ETA Hoffmanns Figuren scheinen oft auch eine Krankheitsgeschichte zu haben, er verknüpfte Märchen und Psyche. Anselmus hat ein "kindliches poetisches Gemüt" gehört zu den wenigen Auserwählten, die sich in beiden Welten bewegen können. Für die gewöhnliche Mitwelt scheint er „betrunken und wahnwitzig“, man flüstert über seine „Anfälle“, verharmlost sie zu einem „träumerischen Zustand“. Ist Anselmus in einem „exaltierten Zustand“ oder einfach nur psychisch krank? Anselmus verliebt sich in Lindhorsts Tochter Serpentina, die nur in Gestalt einer Schlange erscheint. "Wenn ich nur dich habe, was kümmert mich sonst alles übrige; wenn du nur mein bist, so will ich gern untergehen in all dem Wunderbaren und Seltsamen, was mich befängt seit dem Augenblick, als ich dich sah". Doch „das Unbekannte und Wunderbare erregte auch Grausen und Entsetzen“ in Anselmus, „all das Seltsame und Wundervolle … hatte ihn ganz dem gewöhnlichen Leben entrückt“.

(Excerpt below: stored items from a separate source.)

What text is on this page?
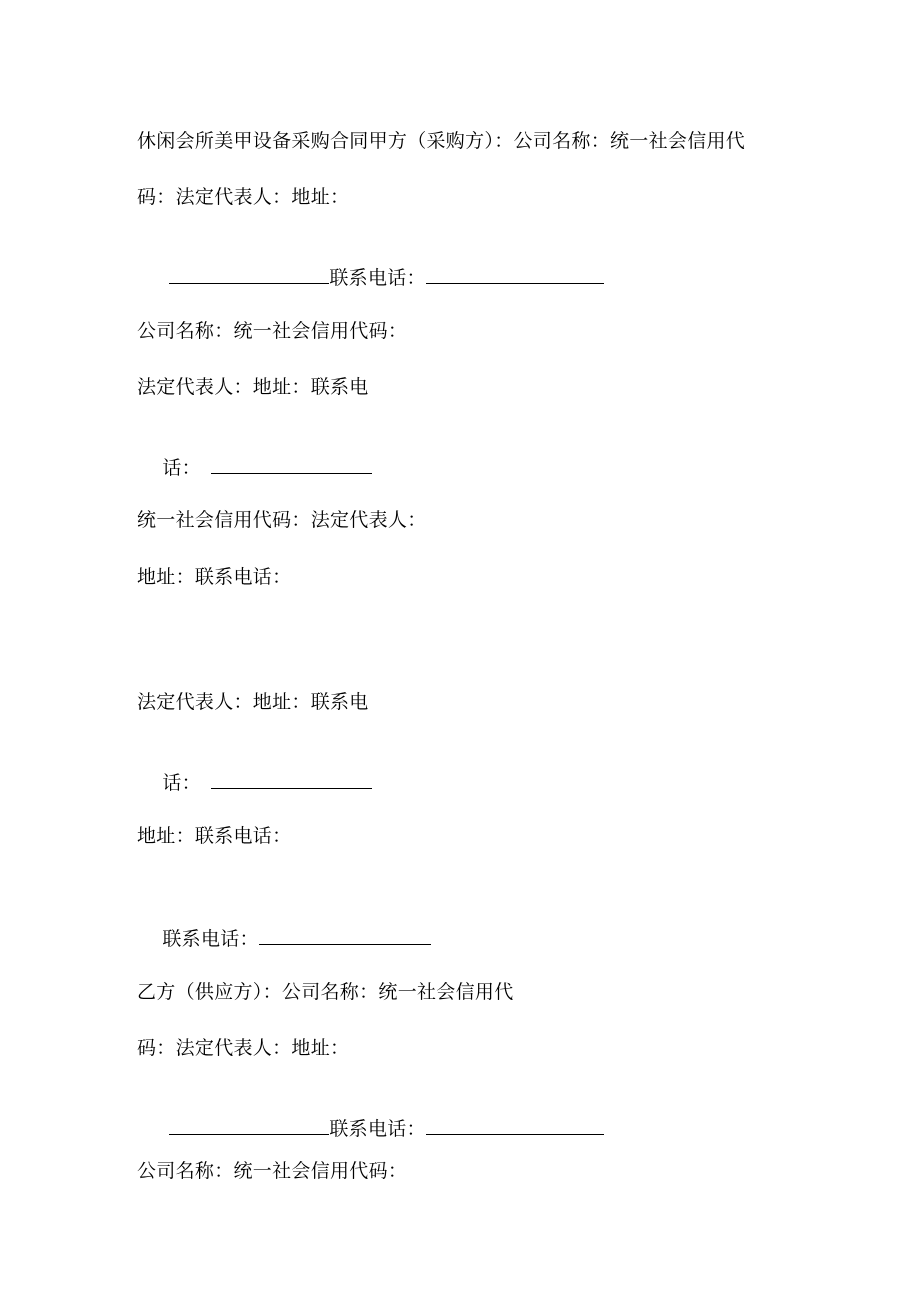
休闲会所美甲设备采购合同甲方（采购方）：公司名称：统一社会信用代
码：法定代表人：地址：

联系电话：

公司名称：统一社会信用代码：
法定代表人：地址：联系电

话：

统一社会信用代码：法定代表人：
地址：联系电话：
法定代表人：地址：联系电

话：

地址：联系电话：

联系电话：

乙方（供应方）：公司名称：统一社会信用代
码：法定代表人：地址：

联系电话：

公司名称：统一社会信用代码：
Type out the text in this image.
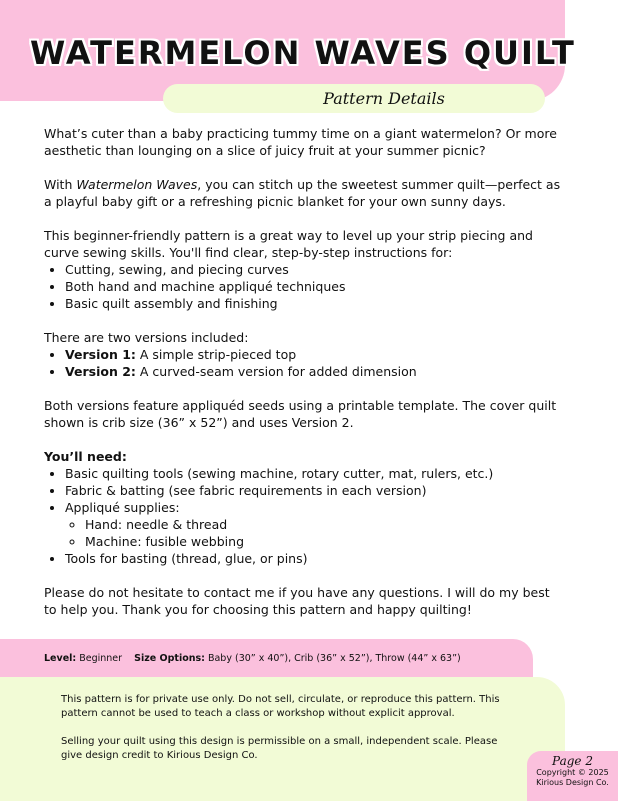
WATERMELON WAVES QUILT
Pattern Details

What’s cuter than a baby practicing tummy time on a giant watermelon? Or more aesthetic than lounging on a slice of juicy fruit at your summer picnic?

With Watermelon Waves, you can stitch up the sweetest summer quilt—perfect as a playful baby gift or a refreshing picnic blanket for your own sunny days.

This beginner-friendly pattern is a great way to level up your strip piecing and curve sewing skills. You'll find clear, step-by-step instructions for:

• Cutting, sewing, and piecing curves
• Both hand and machine appliqué techniques
• Basic quilt assembly and finishing

There are two versions included:

• Version 1: A simple strip-pieced top
• Version 2: A curved-seam version for added dimension

Both versions feature appliquéd seeds using a printable template. The cover quilt shown is crib size (36” x 52”) and uses Version 2.

You’ll need:

• Basic quilting tools (sewing machine, rotary cutter, mat, rulers, etc.)
• Fabric & batting (see fabric requirements in each version)
• Appliqué supplies:
◦ Hand: needle & thread
◦ Machine: fusible webbing
• Tools for basting (thread, glue, or pins)

Please do not hesitate to contact me if you have any questions. I will do my best to help you. Thank you for choosing this pattern and happy quilting!

Level: Beginner Size Options: Baby (30” x 40”), Crib (36” x 52”), Throw (44” x 63”)

This pattern is for private use only. Do not sell, circulate, or reproduce this pattern. This pattern cannot be used to teach a class or workshop without explicit approval.

Selling your quilt using this design is permissible on a small, independent scale. Please give design credit to Kirious Design Co.	Page 2
Copyright © 2025
Kirious Design Co.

In Karlsruhe interpretiert man die Handlung nicht als Krankheitsgeschichte, sondern als Karriereweg, die Entscheidung zwischen Dresden und Atlantis ist hier eine berufliche Wahl: Schreiber oder Schriftsteller? Bürger oder Künstler? Prosa oder Poesie? Die grüne Schlange ist hier das Symbol für das Künstlertum. Anselmus entscheidet sich für Atlantis und für ein Leben als Künstler. "Er wird seine Zukunft in der Poesie finden und das Leben in einer poetischen Welt". Die Karlsruher Inszenierung romantisiert also eine Berufsentscheidung und bemüht bekannte Klischees. "Theater ist ein Ort der Kreativität, ein Ort der Phantasie und der Poesie" idealisiert das Programmheft und zeichnet ein Selbstlob, dem man als Zuschauer angesichts des Gegenteils oft nur kopfschüttelnd-lachend antworten kann. Der "Künstler" sieht sich gerne im Gegensatz zur "spießbürgerlichen Welt" und übersieht dabei, wie borniert und spießig er selber mit diesem konstruierten Gegensatz wirkt. In den vergangenen Jahren zeigte die Karlsruher Bühne gerne das Gegenteil von Kunst - es war gut gemeint und erfüllte gerade nicht, was man vom Theater als Institution fordern darf.
Anselmus ist am Ende der Novelle unerreichbar und aus der Welt gefallen. Man könnte den goldenen Topf als Gleichnis auf eine gescheiterte Künstlerexistenz deuten. Selbstherrlichkeit und Selbstüberschätzung sowie das Spannungsfeld von Mittelmäßigkeit und Kunst - ETA Hoffmann hätte wahrscheinlich eher die Ambivalenz entsprochen statt die Verherrlichung.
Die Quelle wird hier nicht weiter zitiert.